This question is inspired by two other, similar, so far unanswered questions (posed by different OPs).
Mass $m_2$ sits on a incline with angle $\theta$ that provides just enough friction for it not to start sliding down. It is connected by a massless string $S$ and perfect spring (with Hookean spring constant $k$) to mass $m_1$. Pulley $P$ is frictionless and massless. At $t=0$ the spring is not extended at all. Then $m_1$ is released.
Question:
What is the minimum $m_1$ to cause movement of $m_2$ up the incline?
Attempt:
Ignore the spring.
Determine static coefficient $\mu$ first.
\begin{align}m_2g\sin \theta &=\mu m_2g\cos \theta\\ \implies \mu &=\tan \theta\end{align}
To overcome the $m_2g$ component parallel to the inclined and the friction:
\begin{align}m_1g &\gt\mu m_2g\cos \theta+m_2g\sin \theta\\ \implies m_1 &\gt 2m_2\sin \theta\end{align}
But apparently this overestimates $m_1$. It has to be taken into account that $m_1$ starts accelerating before $m_2$ starts moving, because of the spring.
But how? Like several other members I can't see how the work done on the spring affects the minimum $m_1$. Conservation of energy?
Best Answer
You can certainly do it by conservation of energy, but I doubt that will give you the intuitive feel that you are looking for.
So, instead, let's walk through the sequence of event when you let go of the hanging mass ($m_1$).

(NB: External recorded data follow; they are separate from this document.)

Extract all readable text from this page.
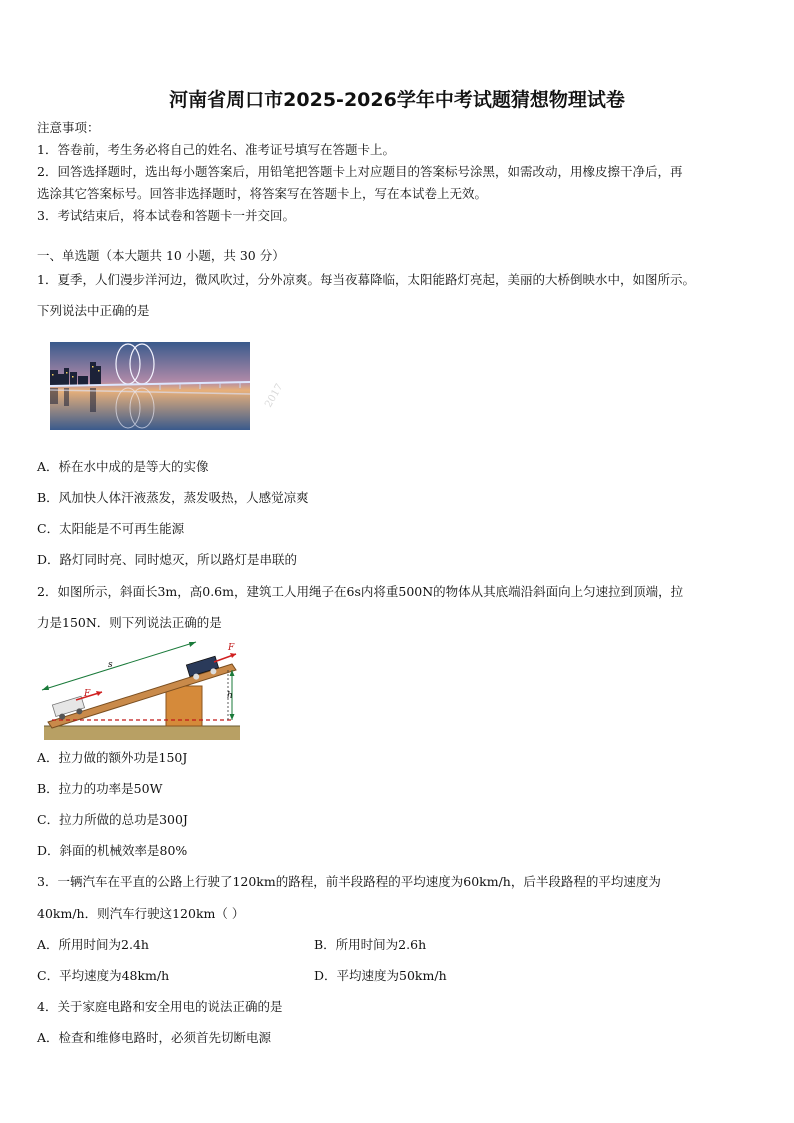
河南省周口市2025-2026学年中考试题猜想物理试卷
注意事项：
1．答卷前，考生务必将自己的姓名、准考证号填写在答题卡上。
2．回答选择题时，选出每小题答案后，用铅笔把答题卡上对应题目的答案标号涂黑，如需改动，用橡皮擦干净后，再
选涂其它答案标号。回答非选择题时，将答案写在答题卡上，写在本试卷上无效。
3．考试结束后，将本试卷和答题卡一并交回。
一、单选题（本大题共 10 小题，共 30 分）
1．夏季，人们漫步洋河边，微风吹过，分外凉爽。每当夜幕降临，太阳能路灯亮起，美丽的大桥倒映水中，如图所示。
下列说法中正确的是
2017
A．桥在水中成的是等大的实像
B．风加快人体汗液蒸发，蒸发吸热，人感觉凉爽
C．太阳能是不可再生能源
D．路灯同时亮、同时熄灭，所以路灯是串联的
2．如图所示，斜面长3m，高0.6m，建筑工人用绳子在6s内将重500N的物体从其底端沿斜面向上匀速拉到顶端，拉
力是150N．则下列说法正确的是
s
h
F
F
A．拉力做的额外功是150J
B．拉力的功率是50W
C．拉力所做的总功是300J
D．斜面的机械效率是80%
3．一辆汽车在平直的公路上行驶了120km的路程，前半段路程的平均速度为60km/h，后半段路程的平均速度为
40km/h．则汽车行驶这120km（ ）
A．所用时间为2.4h	B．所用时间为2.6h
C．平均速度为48km/h	D．平均速度为50km/h
4．关于家庭电路和安全用电的说法正确的是
A．检查和维修电路时，必须首先切断电源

The hanging mass ($m_1$) starts to fall; the spring begins to extend. It is now exerting a small force up-slope on $m_2$ and a small upward force on $m_1$, but the amount of force is less than either the weight of $m_1$ or the static friction on $m_2$. (Here I assume the pulley is light and low friction so the tensile forces are the same at both ends.) As a result, $m_1$ is picking up speed downward.
As $m_1$ accelerates downward the spring stretches more and the two forces grow. We'll end this "stage" at the point where the force from the spring equals the weight of $m_1$. Keep in mind that $m_1$ has been accelerating downward until the end of this stage. I'll assume the force is still less than the static friction or the problem isn't interesting.
The spring keeps stretching (and the tension keeps growing, so it now exceeds the weight of $m_1$) because $m_1$ is still moving down; however, $m_1$ now has a upward acceleration: it is slowing its downward rush.
If the sliding block doesn't budge, then the maximum tensile force will occur when $m_1$ gets as far down as possible, which means when its speed drops to zero - simply because at that point it turns around and the spring starts getting less extended. This force has a very simple relationship to the weight of $m_1$.
Can you see what that maximum force must be?